Statistical analysis
To determine if the range shift (centroid distance: distance between the current and future centroids) is associated with the amount of current suitable habitat and elevational distribution, I ran two separate GLMMs in R using the ‘glmmTMB’ package (Magnusson et al., 2017). To calculate whether the range shift (centroid distance) is associated with the current suitability distribution along the elevational gradient, I added the centroid distance as the response variable and the interaction between mean elevation (current) and migratory status as the explanatory variable. I used the interaction of migratory status with the response variable to account for how migratory species can adjust to the new habitat faster than the non-migratory species and assess if Bangladeshi migratory butterflies follow a similar trend. To calculate whether the range shift is associated with the amount of suitable habitat (current), I ran a similar model considering the range shift as the response variable and the interactive effect of the amount of suitable habitat (current) and species migratory status as the explanatory variable.

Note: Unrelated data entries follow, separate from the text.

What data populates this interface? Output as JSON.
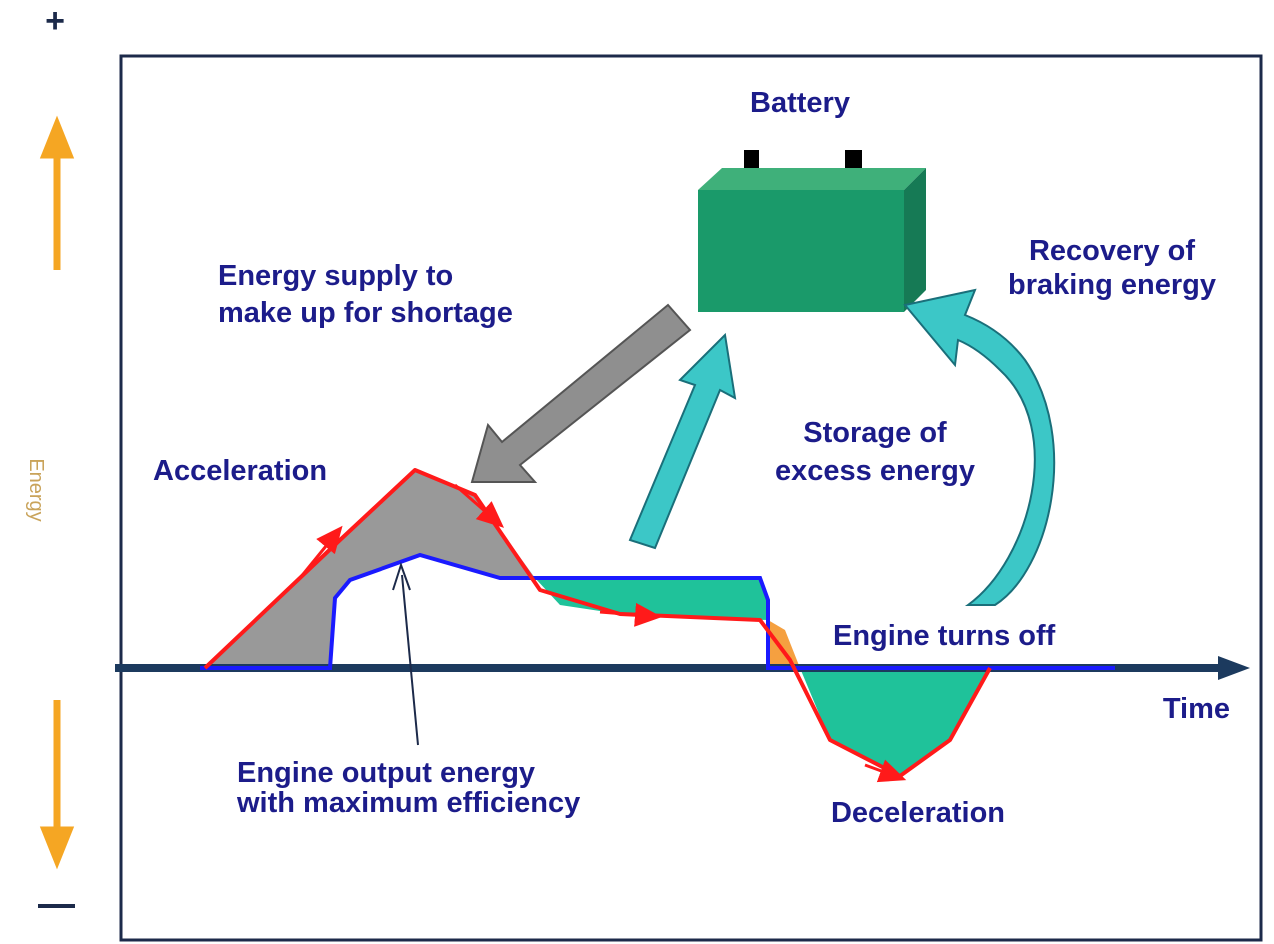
{
  "axis": {
    "plus": "+",
    "y_label": "Energy",
    "x_label": "Time"
  },
  "battery": {
    "label": "Battery"
  },
  "labels": {
    "supply": [
      "Energy  supply to",
      "make up for shortage"
    ],
    "recovery": [
      "Recovery of",
      "braking energy"
    ],
    "storage": [
      "Storage of",
      "excess energy"
    ],
    "acceleration": "Acceleration",
    "engine_off": "Engine turns off",
    "engine_output": [
      "Engine output energy",
      "with maximum efficiency"
    ],
    "deceleration": "Deceleration"
  }
}
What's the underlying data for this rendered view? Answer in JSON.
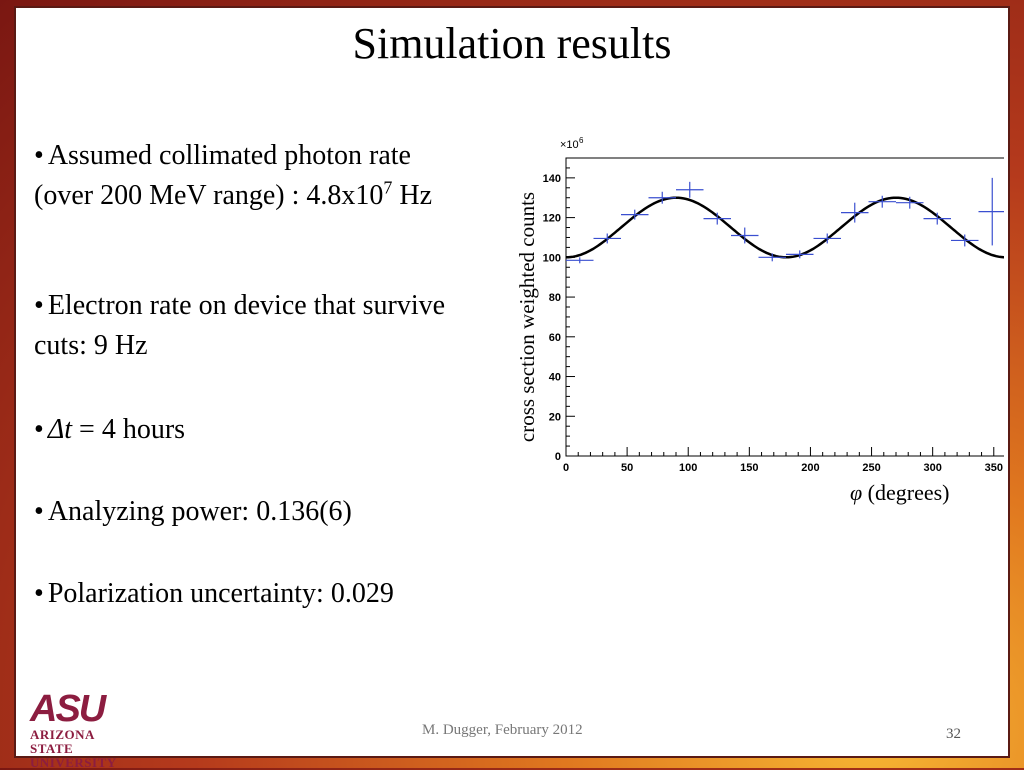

In both cases, I used the ‘nbinom2’ family to account for overdispersion and butterfly families as a random factor. Finally, if any interaction was significant, I conducted post hoc pairwise comparison tests using the ‘emmeans’ R package (Lenth et al., 2019).
To assess the vulnerability status of the threatened and non-threatened species, I ran two separate GLMMs (for centroid distance and elevation shift) in R using the ‘glmmTMB’ package (Magnusson et al., 2017). To test whether threatened species experienced more range shift or elevation shift, I added centroid distance and elevation shift periodically as the response variables and the threat status as the explanatory variable. I used the ‘nbinom2’ family to account for overdispersion and butterfly families as a random factor. Given that there were negative values in the elevation shift (species for which the mean elevation declined), before fitting the model, I transformed the values by adding (1+ maximum negative values) for each species.